Nahdlatul Ulama dan Muhammadiyah Bersatu dalam Menjaga Pancasila dan NKRI

KULIAHALISLAM.COM - Risalah untuk toleransi antara Nahdlatul Ulama (NU) dan Muhammadiyah bersatu dalam menjaga pancasila dan negara kesatuan republik Indonesia.

Negara Pancasila sebagai darul ahdi wa syahadah PP Muhammadiyah

Di Jakarta, pada tanggal 23 Maret 2018 Masehi bertepatan dengan tanggal 5 Rajab 1439 Hijriah, Pengurus Besar Nahdlatul Ulama dan Pimpinan Pusat Muhammadiyah bertemu, berkumpul, dan mengeluarkan pernyataan bersama, berikut pernyataan bersama yang disepakati oleh kedua belah pihak.

Pernyataan Bersama PBNU dan PP Muhammadiyah

بِسْمِ الله الرحمن الرَّحِيم 

Rasa syukur selalu kita panjatkan ke hadirat Allah SWT yang telah senantiasa menjaga sekaligus melindungi bangsa Indonesia. Atas berkah kasih sayang dan rahmat-Nya semata kita semua, seluruh komponen bangsa Indonesia, masih bisa saling merasakan kedamaian hidup di Bumi Pertiwi tercinta kita: Indonesia. Sholawat serta salam selalu kita haturkan ke hadirat Rasulullah Muhammad SAW yang senantiasa membimbing dan memberikan teladan bagi kita semua.
 
Kami Pengurus Besar Nahdlatul Ulama (PBNU) bersama dengan Pimpinan Pusat Muhammadiyah (PP Muhammadiyah) sebagai bagian dari organisasi umat beragama hari ini berkumpul tidak lain memiliki maksud dan tujuan untuk melakukan tiga hal: Pertama, terus menerus menyerukan saling tolong menolong melalui sedekah dan derma.

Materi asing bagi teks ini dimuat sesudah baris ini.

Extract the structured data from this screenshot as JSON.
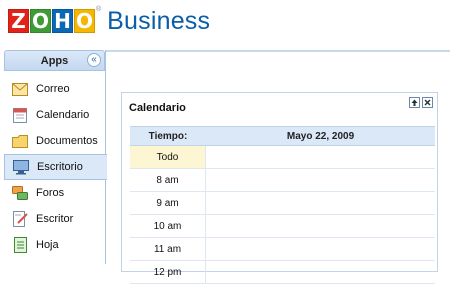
{
  "header": {
    "logo_letters": [
      "Z",
      "O",
      "H",
      "O"
    ],
    "logo_registered": "®",
    "brand": "Business"
  },
  "sidebar": {
    "title": "Apps",
    "collapse_glyph": "«",
    "items": [
      {
        "label": "Correo",
        "icon": "mail-icon"
      },
      {
        "label": "Calendario",
        "icon": "calendar-icon"
      },
      {
        "label": "Documentos",
        "icon": "folder-icon"
      },
      {
        "label": "Escritorio",
        "icon": "desktop-icon",
        "active": true
      },
      {
        "label": "Foros",
        "icon": "forums-icon"
      },
      {
        "label": "Escritor",
        "icon": "writer-icon"
      },
      {
        "label": "Hoja",
        "icon": "sheet-icon"
      }
    ]
  },
  "widget": {
    "title": "Calendario",
    "header_time": "Tiempo:",
    "header_date": "Mayo 22, 2009",
    "rows": [
      "Todo",
      "8 am",
      "9 am",
      "10 am",
      "11 am",
      "12 pm"
    ]
  },
  "colors": {
    "accent": "#0a5ea8",
    "panel": "#dbe8f7",
    "border": "#a8c3e2",
    "allday": "#fdf6d3"
  }
}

Kedua, menegakkan kebaikan. Ketiga, mengupayakan rekonsilisasi atau perdamaian kemanusiaan.
 
Parameter dan ukuran sehatnya sebuah bangsa dan negara salah satunya bisa dilihat dari tegak dan kokohnya tali persaudaraan kebangsaan, ekonomi yang tumbuh merata, akses pendidikan yang mudah, terbukanya ruang-ruang dalam menyampaikan pendapat, serta tegaknya hukum sebagai instrumen untuk meraih keadilan. Bangsa yang kuat dan sehat juga tercermin dari semakin berkualitas dan berdayanya masyarakat sipil. Berkaitan dengan hal tersebut, PBNU dan PP Muhammadiyah menegaskan:
 
Pertama, NU dan Muhammadiyah akan senantiasa mengawal dan mengokohkan konsensus para pendiri bangsa bahwa Pancasila dan NKRI adalah bentuk final dalam kehidupan berbangsa dan bernegara. Indonesia adalah Negara yang memiliki keanekaragaman etnis suku, golongan, agama yang tetap harus dijaga dalam bingkai persatuan dan kesatuan bangsa.
 
Kedua, NU dan Muhammadiyah secara pro aktif terus melakukan ikhtiar-ikhtiar bagi peningkatan taraf hidup dan kualitas hidup warga terutama mengembangkan pendidikan karakter yang mengedepankan akhlakul karimah di semua tingkatan atau jenjang pendidikan serta penguatan basis-basis ekonomi keumatan dan juga peningkatan pelayanan kesehatan bagi masyarakat.
 
Ketiga, NU dan Muhammadiyah menyeru kepada pemerintah agar bersungguh-sungguh dalam upaya mengurangi angka kemiskinan dan mengurangi angka pengaguran serta melakukan upaya-upaya yang terukur agar kesenjangan ekonomi dan sosial segera teratasi dengan baik.
 
Keempat, mengimbau kepada seluruh warga NU dan Muhammadiyah agar bersama-sama membangun iklim yang kondusif, suasana yang kondusif dalam kehiduapan kemasyarakatan dan keberagamaan di tengah era sosial media yang membutuhkan kehatian-hatian yang lebih. Mengingat bertebarannya pelbagai macam informasi hoaks, ujaran kebencian dan fitnah yang berpotensi mengganggu keutuhan bangsa. NU dan Muhammadiyah berkomitmen untuk menghadirkan narasi yang mencerahkan melalui ikhtiar-ikhtiar dalam bentuk penguatan dan peningkatan literasi digital sehingga terwujud masyarakat informatif yang berakhlakul karimah.
 
Kelima, memasuki tahun 2018, di mana kita akan menghadapi apa yang diistilahkan sebagai tahun politik maka marilah kita bersama-sama menjadikan ajang demokrasi sebagai bagian dari cara kita sebagai bangsa untuk melakukan perubahan-perubahan yang berarti bagi kehidupan berbangsa dan bernegara.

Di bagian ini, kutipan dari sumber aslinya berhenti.